In 2017 the Council of Europe opened the Nicosia or ‘Blood Antiquities’ Convention up for signature. The new initiative is the first of its kind devoted to the criminal and penal aspects of policing cultural property. I wrote a discussion of the Treaty, examining its provisions in detail and thinking about what this initiative may mean for the future of cultural heritage law.
In 2017 the Council of Europe opened for signature the first ever international treaty aimed at policing cultural property. As more attention has been paid to the damage done by the theft, looting, and illicit trafficking of cultural objects, the Council of Europe has met this challenge with an ambitious convention which aims to fill gaps in the current criminal laws. These gaps have too often been exploited by individuals in the illicit antiquities trade. The author had an opportunity to present his analysis of a draft version of the Council of Europe’s Convention at a meeting held in Lucca, Italy in 2017. The meeting of that group of experts revealed a document that had the benefit of grand ambitions and tough talk on the policing of illicit antiquities. Yet there was pessimism expressed by many experts that the Convention would accomplish the goals which it set out to achieve. The essay which follows is an expansion of the remarks given at that meeting. It argues that the cultural property trade badly needs to be properly regulated. This includes not simply seizure and forfeiture of objects, but also the prosecution of persistent bad actors.

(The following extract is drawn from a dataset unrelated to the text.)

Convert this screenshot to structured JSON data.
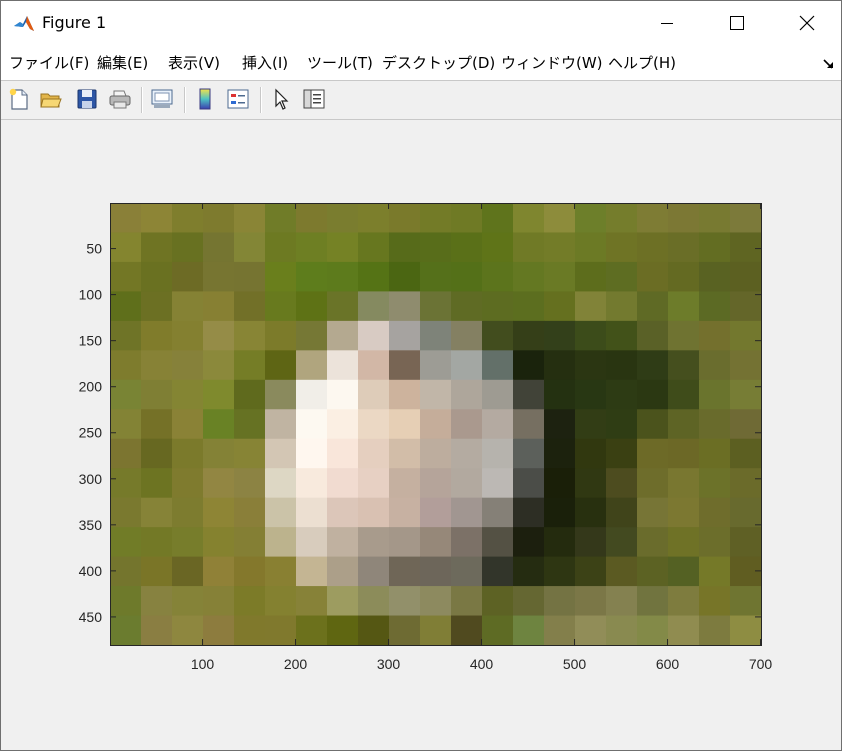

The Nicosia Convention opens up new possibilities for prosecution at all levels of the illicit trade. Although the Convention is the first of its kind, it has been met with surprisingly little attention in the cultural heritage law academy. This essay introduces the main reforms offered by the Convention and argues that it points the way forward for future policing of the illicit trade in cultural property.
Professor Janet Ulph of Leicester Law School has written a handy and concise discussion of how fossils fit into the overall picture of cultural heritage crime.
This article explains why museums should avoid acquiring fossils which lack sufficient provenance and where the circumstances are suspicious. It argues that, regardless of whether one considers fossils to be cultural property or not, the Museums Association’s Code of Ethics should be followed not only in order to maintain public trust in museums but also to ensure compliance with current laws
Professor Hope Babcock, of Georgetown Law, has published an interesting discussion on public art which carries forward a number of ideas presented by Joseph Sax and the public trust. She looks at the interesting problem of art which is withheld from public enjoyment. In other words should this iconic work of Winslow Homer enter the public patrimony, and thus be prevented from disappearing into a private collection if the Met would ever decide to deaccession it?
Private hoarding of important works of art is a phenomenon that has caused their disappearance from public view. The loss of this art undermines republican values like education, community, and citizenship, and therefore should be resisted. This Article explores various legal tools to prevent this from happening, including doctrines and laws that protect artists’ rights in their work, but which offer the public little relief. Turning to two well-known common-law doctrines—public dedication and public trust—to see whether they might provide a solution, the author favors the latter because it is nimbler and better suited to the public nature of important works of art. But she recognizes that making viable use of the public trust doctrine requires enhancement with incentives, such as those offered by listing the art on a register, the tax code, and external norms of social behavior. The Article is a tribute to Professor Joseph L. Sax’s public trust scholarship, which has inspired so many of us who follow in his footsteps.
Anne-Sophie V. E. Radermecker, affiliated with the Department of History, Arts and Archaeology (Cultural Management) Université libre de Bruxelles, Brussels, Belgium has published a paper devoted to the market for anonymous Flemish paintings which were sold between 1955-2015.
This paper explores the market for indeterminate works of art. Our data set includes 1578 sales of fifteenth and sixteenth-century anonymous Flemish paintings, mainly collected from the Blouin Art Sales Index over the period 1955–2015. After a brief introductory section to the issue of anonymity in early modern art, and the different situations of information failure generated by anonymous paintings, the empirical part examines the supply and demand for paintings by unrecorded artists, using a hedonic pricing model. We find evidence that the degree of specification of the spatio-temporal designations given to the paintings (e.g. Flemish school, sixteenth century) affect prices differently (H1). The more specific the designation is in time and space, the more it tends to make up for the lack of information, and to positively affect the market value of anonymous paintings. When the artist name is missing, we also argue that purchasers pay greater attention to other quality signals. Four other hypotheses, which are expected to influence the buyer’s willingness to pay, are successively tested: H2) the physical condition of the painting; H3) oral or written interventions by an expert; H4) the length of the lot essay; and H5) previous attributions to named artists. The results suggest that most of these variables operate as significant pricing characteristics. We finally compare price indices of named artists, indirect names and spatio-temporal designations.